Mr Taylor: Let me give you my
reservation to start with, which is about the way in which I think
currently we have a very good network of voluntary sector networks
both in specifics and also about the general. I have a little
bit of concern from the local authority point of view that what
we might be putting into place is something that I think currently
exists in a good format within their terms, and if you look at
the evidence I have presented, you will find a series of agencies
that are already in forums, are already in networks and they are
very targeted. My worry is that what is likely to happen is that
some local authorities may well find this government initiative
and ability to try and form a link, fund it and you may well find
that local authority reviews how it is currently working with
its existing structures with the voluntary sector. So if, for
instance, the monies that have been floating around, which is
about £150,000 for LINk, a grantI believe it is a
three-year grant that is being proposedwhat you may well
find then is local authorities reassess whether or not they are
actually funding those other networks that currently exist. That
is a reservation. It is not the way forward, obviously.

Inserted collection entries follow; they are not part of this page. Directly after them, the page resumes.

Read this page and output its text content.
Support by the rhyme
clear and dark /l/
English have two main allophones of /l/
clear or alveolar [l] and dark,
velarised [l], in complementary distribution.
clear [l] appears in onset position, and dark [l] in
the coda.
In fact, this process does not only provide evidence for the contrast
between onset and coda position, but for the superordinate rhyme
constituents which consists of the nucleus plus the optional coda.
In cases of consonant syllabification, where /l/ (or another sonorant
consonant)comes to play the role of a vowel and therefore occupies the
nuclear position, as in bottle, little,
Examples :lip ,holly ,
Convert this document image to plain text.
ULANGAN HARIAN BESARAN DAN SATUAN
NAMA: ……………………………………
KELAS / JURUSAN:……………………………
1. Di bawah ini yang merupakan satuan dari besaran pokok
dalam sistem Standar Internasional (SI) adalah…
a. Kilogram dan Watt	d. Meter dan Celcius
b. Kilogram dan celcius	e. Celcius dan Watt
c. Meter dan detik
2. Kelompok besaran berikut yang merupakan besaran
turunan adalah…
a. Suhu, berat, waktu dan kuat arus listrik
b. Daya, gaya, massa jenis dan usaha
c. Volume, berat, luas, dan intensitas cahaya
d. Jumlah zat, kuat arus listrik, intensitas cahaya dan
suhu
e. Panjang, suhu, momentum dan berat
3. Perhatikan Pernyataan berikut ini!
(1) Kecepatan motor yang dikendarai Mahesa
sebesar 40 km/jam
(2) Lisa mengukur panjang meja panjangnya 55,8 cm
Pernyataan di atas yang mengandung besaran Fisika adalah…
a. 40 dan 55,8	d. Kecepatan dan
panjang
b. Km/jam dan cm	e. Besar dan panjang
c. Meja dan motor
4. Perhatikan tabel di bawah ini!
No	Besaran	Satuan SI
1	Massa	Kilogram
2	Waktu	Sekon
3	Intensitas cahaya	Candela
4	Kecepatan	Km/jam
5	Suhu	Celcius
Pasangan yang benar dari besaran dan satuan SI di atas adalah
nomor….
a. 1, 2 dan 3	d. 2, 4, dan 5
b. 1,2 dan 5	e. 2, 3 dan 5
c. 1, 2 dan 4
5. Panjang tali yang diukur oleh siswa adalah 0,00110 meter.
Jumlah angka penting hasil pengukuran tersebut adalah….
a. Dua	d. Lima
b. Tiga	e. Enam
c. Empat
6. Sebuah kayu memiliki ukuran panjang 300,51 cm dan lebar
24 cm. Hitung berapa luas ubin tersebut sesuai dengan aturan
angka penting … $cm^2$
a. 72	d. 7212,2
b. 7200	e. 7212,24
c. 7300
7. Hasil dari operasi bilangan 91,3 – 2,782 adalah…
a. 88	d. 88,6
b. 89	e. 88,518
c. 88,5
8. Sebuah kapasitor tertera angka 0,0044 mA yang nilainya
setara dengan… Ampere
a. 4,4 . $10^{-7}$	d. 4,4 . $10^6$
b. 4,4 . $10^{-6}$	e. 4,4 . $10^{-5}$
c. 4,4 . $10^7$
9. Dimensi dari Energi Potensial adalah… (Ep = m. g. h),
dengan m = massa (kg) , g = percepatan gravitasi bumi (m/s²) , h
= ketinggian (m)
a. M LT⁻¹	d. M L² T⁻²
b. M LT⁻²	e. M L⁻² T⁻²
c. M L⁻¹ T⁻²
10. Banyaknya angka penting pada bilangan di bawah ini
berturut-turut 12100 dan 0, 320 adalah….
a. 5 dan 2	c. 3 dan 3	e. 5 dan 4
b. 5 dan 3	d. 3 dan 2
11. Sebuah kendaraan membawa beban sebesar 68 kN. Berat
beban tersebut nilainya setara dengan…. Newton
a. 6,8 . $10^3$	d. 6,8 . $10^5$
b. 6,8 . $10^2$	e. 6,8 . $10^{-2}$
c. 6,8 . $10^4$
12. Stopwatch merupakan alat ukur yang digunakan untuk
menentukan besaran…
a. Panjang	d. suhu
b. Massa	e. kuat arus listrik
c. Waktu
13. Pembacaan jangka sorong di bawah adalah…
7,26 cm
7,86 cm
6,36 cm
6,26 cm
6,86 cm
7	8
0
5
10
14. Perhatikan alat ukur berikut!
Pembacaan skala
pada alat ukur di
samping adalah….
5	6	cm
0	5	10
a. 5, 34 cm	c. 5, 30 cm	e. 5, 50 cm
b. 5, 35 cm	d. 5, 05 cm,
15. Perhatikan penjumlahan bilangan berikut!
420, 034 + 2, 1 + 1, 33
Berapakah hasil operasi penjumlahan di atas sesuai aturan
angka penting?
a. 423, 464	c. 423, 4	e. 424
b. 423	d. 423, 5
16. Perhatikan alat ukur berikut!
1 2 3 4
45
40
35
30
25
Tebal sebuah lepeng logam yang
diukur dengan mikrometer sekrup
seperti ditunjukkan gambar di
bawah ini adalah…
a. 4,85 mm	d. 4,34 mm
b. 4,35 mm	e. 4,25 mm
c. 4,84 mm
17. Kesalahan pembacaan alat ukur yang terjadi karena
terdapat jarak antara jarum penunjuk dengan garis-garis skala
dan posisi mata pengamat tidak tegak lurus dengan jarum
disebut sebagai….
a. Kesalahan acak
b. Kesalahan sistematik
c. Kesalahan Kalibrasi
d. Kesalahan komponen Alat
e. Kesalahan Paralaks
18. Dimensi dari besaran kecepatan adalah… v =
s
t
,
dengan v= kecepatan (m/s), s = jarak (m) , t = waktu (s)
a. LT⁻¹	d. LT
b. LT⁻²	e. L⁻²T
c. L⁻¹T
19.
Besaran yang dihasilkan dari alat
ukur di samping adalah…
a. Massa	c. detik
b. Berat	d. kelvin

My real
concern is to ensure that a proper framework exists between the
agencies so LINks need to have an explicit role in legislative
form. Otherwise, I think the agencies between them will have a
real problem about relating to one another. I believe there are
probably amendments to be placed on the Bill, which is trying
to bring into place the local authorities and the Health Service
together, to see whether they will be assessed together. I cannot
see anything in the Bill which helps you see what the legislative
framework might be for LINks to respond to local authority service
areas. It is disappointing really. It could actually be improved
by making sure that that exists. There is a lot of discussion
about how you relate this to health but it still does not relate
to the joint agenda of the two coming together, and we know that
that is the big commissioning role that is changing. I would say
that to me would be critical. So duties and responsibilities should
be framed in legislative form so that they can work well together,
and then the way in which you really see the ability to do monitoring,
from whichever agency it is, and joint work. I would go back to
seeing how they work well together, personally. That is my real
keenness.
Q119 Dr Taylor: Would you agree as
a sort of design idea with Elizabeth's idea of a central group
that feeds out into the others as a way to go?
Mr Taylor: Yes, but let us not
fool ourselves as to what exists already. Honestly, I just think
there is already a large amount of that going on.